The good news is, since you have those pay as you go options, you can test it out without spending anything until you send an actual text — the barrier to entry is pretty low.
Integrate SMS into your already existing automation flows
Start with cart recovery or anything else that is time-sensitive. Because the open rate is so high and immediate, it’s a great tool for last chance reminders, short-term flash sales and even reminding your customers that you’re about to start a live sale on your social channel.
Example: Hosting a live sale on Instagram
Announce the sale to your email list a few days before to get them excited about it. Email allows you to provide more details and information about the sale: when it’s going to be, a sneak peek at what you’re going to be featuring, etc. Then, maybe 15-30 minutes before the event you send a text message to remind them the event is happening soon!
Example: Cart Abandonment Emails
When they abandon their cart, maybe you send them an email first and then if they haven’t opened that email within a day, you can follow up with a text. This is where having your SMS deeply integrated with your email platform is really powerful.
Example: Short term flash sale
You can also use SMS marketing if you’re having a short term flash sale — like only 24 hours. To up the ante you can even do some exclusive perks just for your SMS subscribers such as a happy hour sale that’s just a few hours during the day. Email could be too slow to communicate this but SMS would be a great option.
There is power in being early
Not a lot of people are using SMS marketing in their strategy— it’s still early in the game. Sure, it’s been around for a few years, but the adoption rate is still so low.
Smartphones and technology are the only thing the younger generation knows so SMS has the potential to be for them what email is to the older generation and what radio was to those before.

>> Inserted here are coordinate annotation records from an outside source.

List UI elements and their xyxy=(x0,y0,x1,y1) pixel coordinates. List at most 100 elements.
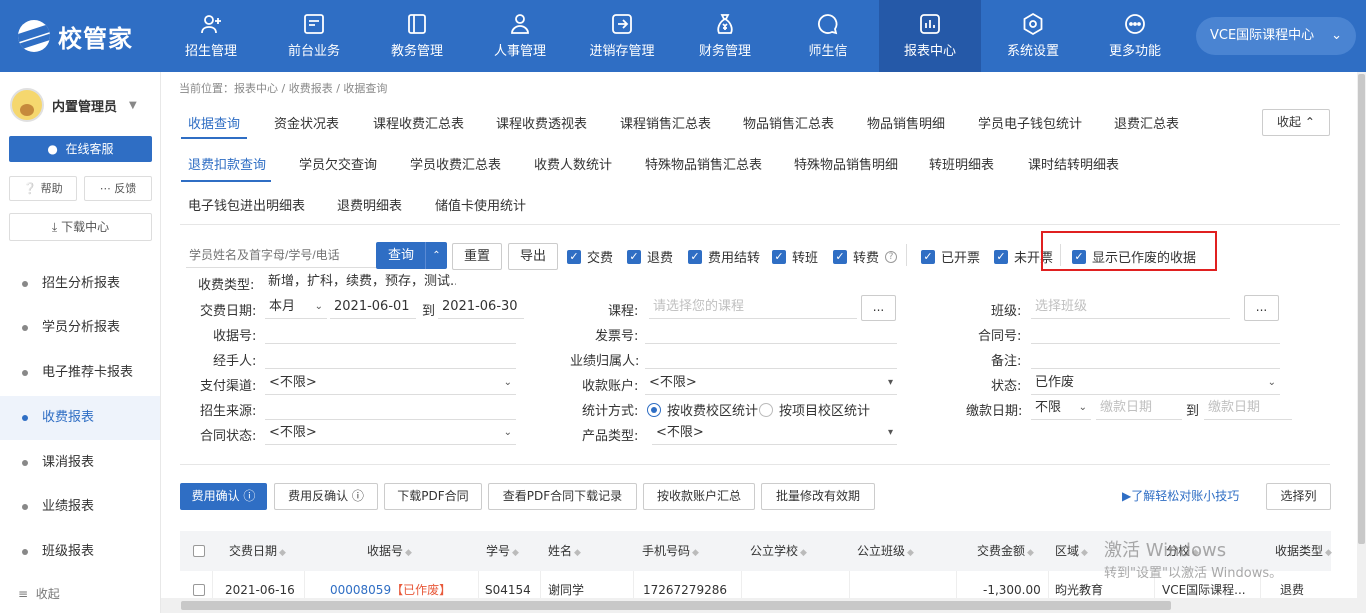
tab-receipt-query[interactable]: 收据查询 xyxy=(188,113,240,132)
export-button[interactable]: 导出 xyxy=(508,243,558,270)
horizontal-scrollbar[interactable] xyxy=(161,598,1366,613)
download-center-button[interactable]: ⤓ 下载中心 xyxy=(9,213,152,241)
query-button[interactable]: 查询 ⌃ xyxy=(376,242,447,269)
reset-button[interactable]: 重置 xyxy=(452,243,502,270)
checkbox-refund[interactable]: ✓ 退费 xyxy=(627,247,673,266)
sidebar-item-fee-report[interactable]: 收费报表 xyxy=(0,396,160,440)
col-phone[interactable]: 手机号码 ◆ xyxy=(642,531,699,571)
col-date[interactable]: 交费日期 ◆ xyxy=(229,531,286,571)
nav-settings[interactable]: 系统设置 xyxy=(982,0,1084,72)
collapse-tabs-button[interactable]: 收起 ⌃ xyxy=(1262,109,1330,136)
tab-fund-status[interactable]: 资金状况表 xyxy=(274,113,339,132)
sidebar-item-consumption-report[interactable]: 课消报表 xyxy=(0,441,160,485)
nav-messages[interactable]: 师生信 xyxy=(777,0,879,72)
tab-special-goods-detail[interactable]: 特殊物品销售明细 xyxy=(794,154,898,173)
handler-input[interactable] xyxy=(265,345,516,369)
nav-hr[interactable]: 人事管理 xyxy=(469,0,571,72)
summary-by-account-button[interactable]: 按收款账户汇总 xyxy=(643,483,755,510)
batch-validity-button[interactable]: 批量修改有效期 xyxy=(761,483,875,510)
tab-hours-carryover[interactable]: 课时结转明细表 xyxy=(1028,154,1119,173)
sidebar-item-student-report[interactable]: 学员分析报表 xyxy=(0,306,160,350)
checkbox-invoiced[interactable]: ✓ 已开票 xyxy=(921,247,980,266)
campus-selector[interactable]: VCE国际课程中心 ⌄ xyxy=(1196,17,1356,55)
checkbox-payment[interactable]: ✓ 交费 xyxy=(567,247,613,266)
checkbox-fee-transfer[interactable]: ✓ 转费? xyxy=(833,247,898,266)
nav-finance[interactable]: 财务管理 xyxy=(674,0,776,72)
feedback-button[interactable]: ⋯ 反馈 xyxy=(84,176,152,201)
col-name[interactable]: 姓名 ◆ xyxy=(548,531,581,571)
contract-input[interactable] xyxy=(1031,320,1280,344)
tab-transfer-detail[interactable]: 转班明细表 xyxy=(929,154,994,173)
sidebar-item-referral-report[interactable]: 电子推荐卡报表 xyxy=(0,351,160,395)
choose-columns-button[interactable]: 选择列 xyxy=(1266,483,1331,510)
pay-channel-select[interactable]: <不限> ⌄ xyxy=(265,371,516,395)
tab-arrears[interactable]: 学员欠交查询 xyxy=(299,154,377,173)
tab-card-usage[interactable]: 储值卡使用统计 xyxy=(435,195,526,214)
checkbox-class-transfer[interactable]: ✓ 转班 xyxy=(772,247,818,266)
nav-front-desk[interactable]: 前台业务 xyxy=(263,0,365,72)
fee-unconfirm-button[interactable]: 费用反确认 ⓘ xyxy=(274,483,378,510)
col-region[interactable]: 区域 ◆ xyxy=(1055,531,1088,571)
course-input[interactable]: 请选择您的课程 xyxy=(649,295,857,319)
help-circle-icon[interactable]: ? xyxy=(885,250,898,263)
nav-more[interactable]: 更多功能 xyxy=(1084,0,1186,72)
class-picker-button[interactable]: ... xyxy=(1244,295,1279,321)
col-public-class[interactable]: 公立班级 ◆ xyxy=(857,531,914,571)
paydate-to-input[interactable]: 缴款日期 xyxy=(1204,396,1292,420)
sidebar-collapse-button[interactable]: ≡ 收起 xyxy=(18,585,60,602)
col-receipt[interactable]: 收据号 ◆ xyxy=(367,531,412,571)
tab-refund-deduction[interactable]: 退费扣款查询 xyxy=(188,154,266,173)
select-all-checkbox[interactable] xyxy=(193,545,205,557)
col-public-school[interactable]: 公立学校 ◆ xyxy=(750,531,807,571)
user-profile[interactable]: 内置管理员 ▼ xyxy=(10,88,137,122)
sidebar-item-recruitment-report[interactable]: 招生分析报表 xyxy=(0,262,160,306)
product-type-select[interactable]: <不限> ▾ xyxy=(652,421,897,445)
double-chevron-up-icon[interactable]: ⌃ xyxy=(425,242,447,269)
tab-special-goods-summary[interactable]: 特殊物品销售汇总表 xyxy=(645,154,762,173)
tab-course-fee-pivot[interactable]: 课程收费透视表 xyxy=(496,113,587,132)
scrollbar-thumb[interactable] xyxy=(181,601,1171,610)
tab-payer-count[interactable]: 收费人数统计 xyxy=(534,154,612,173)
fee-confirm-button[interactable]: 费用确认 ⓘ xyxy=(180,483,267,510)
app-logo[interactable]: 校管家 xyxy=(18,18,133,54)
nav-academic[interactable]: 教务管理 xyxy=(366,0,468,72)
tab-goods-sales-detail[interactable]: 物品销售明细 xyxy=(867,113,945,132)
tab-course-sales-summary[interactable]: 课程销售汇总表 xyxy=(620,113,711,132)
date-to-input[interactable]: 2021-06-30 xyxy=(438,295,524,319)
class-input[interactable]: 选择班级 xyxy=(1031,295,1230,319)
vertical-scrollbar[interactable] xyxy=(1357,72,1366,598)
sidebar-item-performance-report[interactable]: 业绩报表 xyxy=(0,485,160,529)
tab-refund-detail[interactable]: 退费明细表 xyxy=(337,195,402,214)
nav-recruitment[interactable]: 招生管理 xyxy=(160,0,262,72)
col-amount[interactable]: 交费金额 ◆ xyxy=(977,531,1034,571)
source-input[interactable] xyxy=(265,396,516,420)
tab-goods-sales-summary[interactable]: 物品销售汇总表 xyxy=(743,113,834,132)
col-student-no[interactable]: 学号 ◆ xyxy=(486,531,519,571)
fee-type-select[interactable]: 新增，扩科，续费，预存，测试... xyxy=(264,270,456,294)
reconcile-tip-link[interactable]: ▶了解轻松对账小技巧 xyxy=(1122,487,1239,504)
search-input[interactable] xyxy=(186,242,376,268)
row-checkbox[interactable] xyxy=(193,584,205,596)
sidebar-item-class-report[interactable]: 班级报表 xyxy=(0,530,160,574)
owner-input[interactable] xyxy=(645,345,897,369)
receipt-link[interactable]: 00008059 xyxy=(330,583,391,597)
invoice-input[interactable] xyxy=(645,320,897,344)
tab-wallet-flow[interactable]: 电子钱包进出明细表 xyxy=(188,195,305,214)
view-pdf-log-button[interactable]: 查看PDF合同下载记录 xyxy=(488,483,637,510)
receipt-input[interactable] xyxy=(265,320,516,344)
course-picker-button[interactable]: ... xyxy=(861,295,896,321)
tab-refund-summary[interactable]: 退费汇总表 xyxy=(1114,113,1179,132)
paydate-range-select[interactable]: 不限 ⌄ xyxy=(1031,396,1091,420)
date-range-select[interactable]: 本月 ⌄ xyxy=(265,295,327,319)
tab-student-fee-summary[interactable]: 学员收费汇总表 xyxy=(410,154,501,173)
checkbox-fee-carryover[interactable]: ✓ 费用结转 xyxy=(688,247,760,266)
nav-inventory[interactable]: 进销存管理 xyxy=(571,0,673,72)
tab-wallet-stats[interactable]: 学员电子钱包统计 xyxy=(978,113,1082,132)
col-receipt-type[interactable]: 收据类型 ◆ xyxy=(1275,531,1332,571)
download-pdf-button[interactable]: 下载PDF合同 xyxy=(384,483,482,510)
radio-by-fee-campus[interactable]: 按收费校区统计 xyxy=(647,400,758,419)
scrollbar-thumb[interactable] xyxy=(1358,74,1365,544)
online-service-button[interactable]: ● 在线客服 xyxy=(9,136,152,162)
nav-reports[interactable]: 报表中心 xyxy=(879,0,981,72)
paydate-from-input[interactable]: 缴款日期 xyxy=(1096,396,1182,420)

It is also possible to be too early at something. A company I worked with did text messaging YEARS ago — we’re talking like 8 years ago. It was way too early. People weren’t into it and it and the program bombed. But, times have changed. Now is a great time to get started if it’s something you’ve been considering.
SMS Marketing Limitations
1. It’s not as widely accepted as email marketing… yet
There are still a good number of consumers who want nothing to do with receiving text message marketing — myself included.
SMS messages are more in your face, which is likely why SMS marketing messages have an open rate of over 90% and are read within a few minutes of receiving them.
While marketing emails often remain in your in inbox where you can leave them if you don’t want to read them.
2. Don’t send unsolicited text messages
A lot of companies have gotten themselves into big trouble by sending unsolicited text messages. Penalties for these are hefty, ranging anywhere from $500-$1500 per incident… per incident meaning per text!
This isn’t meant to scare you or dissuade you, rather urge you to do it the right way — make sure you are compliant. Do not be willy nilly about this shit.
A few other things to keep in mind
SMS messages are very personal. You’ve probably heard me say when someone subscribes to your email list they are inviting you into their inbox. Well, SMS is the same, only even more so. It’s important you treat that with respect and build a relationship with them through SMS the same way you would in email. For instance, make sure you have a welcome series onboarding them to your text list.
Unless you have a REALLY good deal to send them, you may want to exclude anyone who made a purchase in the last week or so. This is a good practice for email too. It always depends on your customer though. If you know that people shop really often with you, that might not be necessary.
Start researching and testing. Ultimately, you’ll have to test and see what works for your customer. Some people will tell you to send multiple texts per week, which might work for you, but you have to really understand your customer and what they want.